KEEP BACK 300 FEET from Stress!
In the fire service, we’re good at maintaining collapse zones, isolating and denying entry at haz-mat incidents, and establishing perimeters during brush fires, incidents involving wires down, and traffic accidents. Most of our rigs say “KEEP BACK 300 FEET” to warn bystanders of the dangers.
But what about creating a safe zone from stress? An old saying comes to mind, “Your mind is like a dangerous neighborhood – don’t go there!” I can’t count the number of times I have found myself wondering how I “got there.”
For firefighters, the ability to manage stress is critical, because we have plenty of stress from our jobs. When on duty, we must be constantly ready to go, and that hyper-vigilance is a form of stress. So it’s even more important that we control the other stressors in our lives and learn to relax when we can. But how?
We think about stress as coming from the outside – things people say or do or don’t do, appliances that break at inopportune times, or friends or family who worry us with their actions or disappoint us when they fail to live up to the standards we set. However, in fact, our stress doesn’t come from the outside, but rather from the inside.
Many of you may have had an opportunity to attend a presentation by risk management expert and Lexipol co-founder Gordon Graham. Gordon talks a lot about “proximate causes” and “root causes” of tragedies in public safety. The proximate causes are those things that happen right before the tragedy, so we often focus on them. But Gordon urges us to dig deeper, to find the root causes that are the real contributor to something going wrong. For instance, we might be tempted to blame an apparatus backing accident on the failure to use a spotter. But that’s a proximate cause – the root cause might be the department’s failure to establish a backing policy and procedure. Or it could be failure to train the apparatus operators properly on the policy. Or it might be that the apparatus operator was extremely fatigued and as a result made a poor decision to operate without a backer. There can be multiple root causes just as there can be multiple proximate causes.
So, what does all this have to do with stress? Think of the outside triggers as proximate causes. You might think you’re stressed out because the traffic is terrible and you’ll be late. But maybe it’s because you argued with your teenage son before you left. Or because you’ve put off repairing the car and every additional minute you spend in it is a reminder. There’s not always some big secret trigger for stress, but often the little things that get to us have deeper roots. Understanding that is key to learning to manage stress.

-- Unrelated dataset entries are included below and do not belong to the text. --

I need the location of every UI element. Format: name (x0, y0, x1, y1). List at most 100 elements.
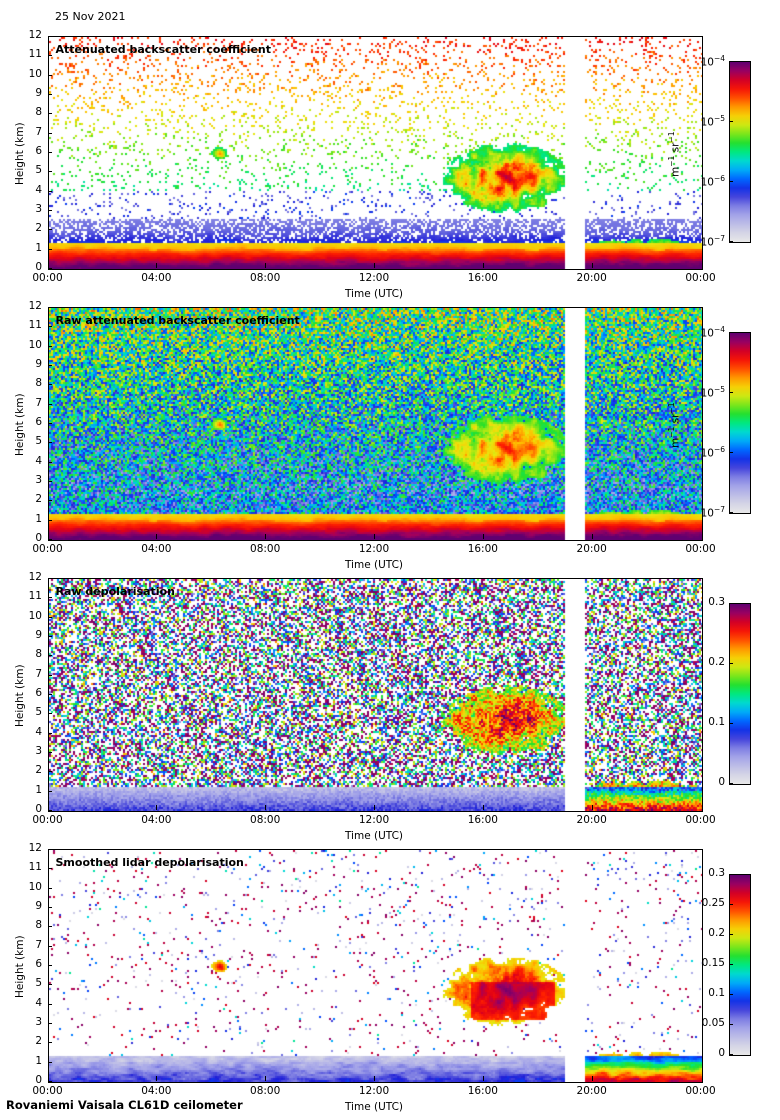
y-tick-mark (47, 1004, 52, 1005)
y-tick-label: 12 (28, 571, 42, 583)
colorbar-tick-mark (730, 934, 733, 935)
y-tick-label: 6 (35, 687, 42, 699)
y-tick-mark (47, 791, 52, 792)
colorbar-raw-depolarisation (729, 603, 751, 785)
colorbar-tick-label: 0 (718, 776, 725, 788)
y-tick-label: 9 (35, 87, 42, 99)
y-tick-label: 2 (35, 764, 42, 777)
plot-area-attenuated-backscatter[interactable] (47, 36, 703, 270)
x-tick-mark (374, 263, 375, 268)
x-tick-mark (592, 263, 593, 268)
y-tick-label: 5 (35, 706, 42, 719)
y-tick-label: 7 (35, 667, 42, 680)
colorbar-attenuated-backscatter (729, 61, 751, 243)
y-tick-mark (47, 984, 52, 985)
y-tick-mark (47, 578, 52, 579)
colorbar-tick-mark (730, 512, 733, 513)
x-tick-label: 04:00 (141, 272, 172, 284)
x-tick-label: 08:00 (250, 1085, 281, 1097)
y-tick-label: 8 (35, 919, 42, 932)
colorbar-tick-label: 10−6 (700, 174, 725, 189)
y-tick-label: 5 (35, 435, 42, 448)
y-tick-label: 0 (35, 803, 42, 815)
colorbar-tick-label: 10−7 (700, 234, 725, 249)
y-tick-mark (47, 1062, 52, 1063)
x-tick-label: 20:00 (576, 814, 607, 826)
y-tick-label: 0 (35, 1074, 42, 1086)
panel-title-attenuated-backscatter: Attenuated backscatter coefficient (55, 43, 272, 56)
y-tick-label: 10 (28, 67, 42, 80)
y-tick-label: 3 (35, 474, 42, 486)
y-tick-mark (47, 191, 52, 192)
y-tick-mark (47, 384, 52, 385)
y-tick-mark (47, 1081, 52, 1082)
y-tick-mark (47, 617, 52, 618)
colorbar-tick-label: 0 (718, 1047, 725, 1059)
y-tick-label: 8 (35, 106, 42, 119)
x-tick-label: 16:00 (467, 814, 498, 826)
x-tick-mark (483, 263, 484, 268)
y-tick-mark (47, 75, 52, 76)
colorbar-tick-label: 0.1 (708, 716, 725, 728)
y-tick-mark (47, 597, 52, 598)
y-tick-mark (47, 733, 52, 734)
x-tick-mark (483, 1076, 484, 1081)
colorbar-tick-mark (730, 783, 733, 784)
y-tick-mark (47, 965, 52, 966)
plot-area-raw-attenuated-backscatter[interactable] (47, 307, 703, 541)
colorbar-tick-mark (730, 121, 733, 122)
y-tick-label: 4 (35, 183, 42, 196)
colorbar-tick-label: 10−4 (700, 325, 725, 340)
y-tick-mark (47, 771, 52, 772)
colorbar-tick-mark (730, 874, 733, 875)
y-tick-mark (47, 849, 52, 850)
colorbar-tick-label: 0.3 (708, 596, 725, 608)
x-tick-mark (592, 1076, 593, 1081)
x-tick-label: 08:00 (250, 272, 281, 284)
x-tick-label: 20:00 (576, 543, 607, 555)
panel-title-raw-attenuated-backscatter: Raw attenuated backscatter coefficient (55, 314, 300, 327)
y-tick-label: 7 (35, 125, 42, 138)
plot-area-raw-depolarisation[interactable] (47, 578, 703, 812)
y-tick-label: 10 (28, 880, 42, 893)
x-tick-mark (265, 805, 266, 810)
colorbar-tick-mark (730, 964, 733, 965)
y-tick-mark (47, 229, 52, 230)
x-tick-label: 00:00 (32, 1085, 63, 1097)
x-tick-label: 16:00 (467, 543, 498, 555)
colorbar-tick-label: 10−7 (700, 505, 725, 520)
x-tick-mark (156, 534, 157, 539)
colorbar-tick-mark (730, 663, 733, 664)
x-tick-label: 20:00 (576, 1085, 607, 1097)
y-tick-mark (47, 675, 52, 676)
x-tick-mark (156, 263, 157, 268)
y-tick-label: 10 (28, 609, 42, 622)
y-tick-label: 2 (35, 493, 42, 506)
y-tick-mark (47, 442, 52, 443)
y-tick-label: 0 (35, 261, 42, 273)
y-tick-mark (47, 500, 52, 501)
colorbar-tick-mark (730, 181, 733, 182)
y-tick-mark (47, 810, 52, 811)
y-tick-label: 10 (28, 338, 42, 351)
y-tick-label: 9 (35, 358, 42, 370)
y-tick-mark (47, 268, 52, 269)
x-tick-label: 04:00 (141, 1085, 172, 1097)
plot-area-smoothed-lidar-depolarisation[interactable] (47, 849, 703, 1083)
colorbar-raw-attenuated-backscatter (729, 332, 751, 514)
figure-footer: Rovaniemi Vaisala CL61D ceilometer (6, 1098, 243, 1112)
colorbar-tick-label: 0.25 (701, 897, 725, 909)
colorbar-tick-label: 0.15 (701, 957, 725, 969)
x-tick-label: 00:00 (32, 272, 63, 284)
colorbar-tick-label: 0.1 (708, 987, 725, 999)
x-tick-label: 00:00 (32, 814, 63, 826)
y-tick-label: 6 (35, 416, 42, 428)
y-tick-mark (47, 249, 52, 250)
y-tick-label: 11 (28, 319, 42, 332)
x-tick-label: 08:00 (250, 543, 281, 555)
x-tick-label: 00:00 (685, 272, 716, 284)
y-tick-label: 11 (28, 590, 42, 603)
y-tick-label: 5 (35, 977, 42, 990)
y-tick-mark (47, 868, 52, 869)
y-tick-label: 8 (35, 377, 42, 390)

With the idea of proximate stressors and root cause stressors as a foundation, let’s look at a few other tips for dialing it back:
Put your mind on a healthy diet! Our minds are no different than our bodies – if we feed them garbage, we will get garbage in return. Are you allowing yourself to binge on depressing news, violent video games, or mean-spirited reality TV shows? When you sit around the fire house kitchen table with your fellow firefighters, do gossip and complaints dominate? There’s nothing wrong with indulging in entertainment from time to time, but strive for balance. Read an inspirational memoir, watch a documentary, or go for a walk in a park and listen – really listen – to all the natural life around you. You’ve been given the freedom to choose what you think about – now exercise that right!
Know your triggers and set limits. We all have things that set us over the edge – it may be when our spouse forgets to do the laundry, or when we arrive at work to find the apparatus tool compartments in disarray. Try to be aware of these triggers and anticipate when they may happen. Then, when the negative thoughts start churning, you can say “no” firmly and calmly. At the same time, know your limits and stick to them. Whether in your personal or professional life, taking on more than you can handle is a surefire recipe for stress.
Be open to changing and asking others to change. Certain people in your life may be triggers for stress. Guess what? That means YOU might be triggering someone else’s stress! Rather than resorting to broad statements such as, “He’s so annoying,” try to identify specific behaviors that cause you concern. Communicate your concerns in an open and respectful way. Be open-minded and compromise. When you ask someone to change their behavior, be willing to change yours.
What you think affects the way you feel; the way you feel affects the way you act. Keep your mind on the right things. And keep back from stress!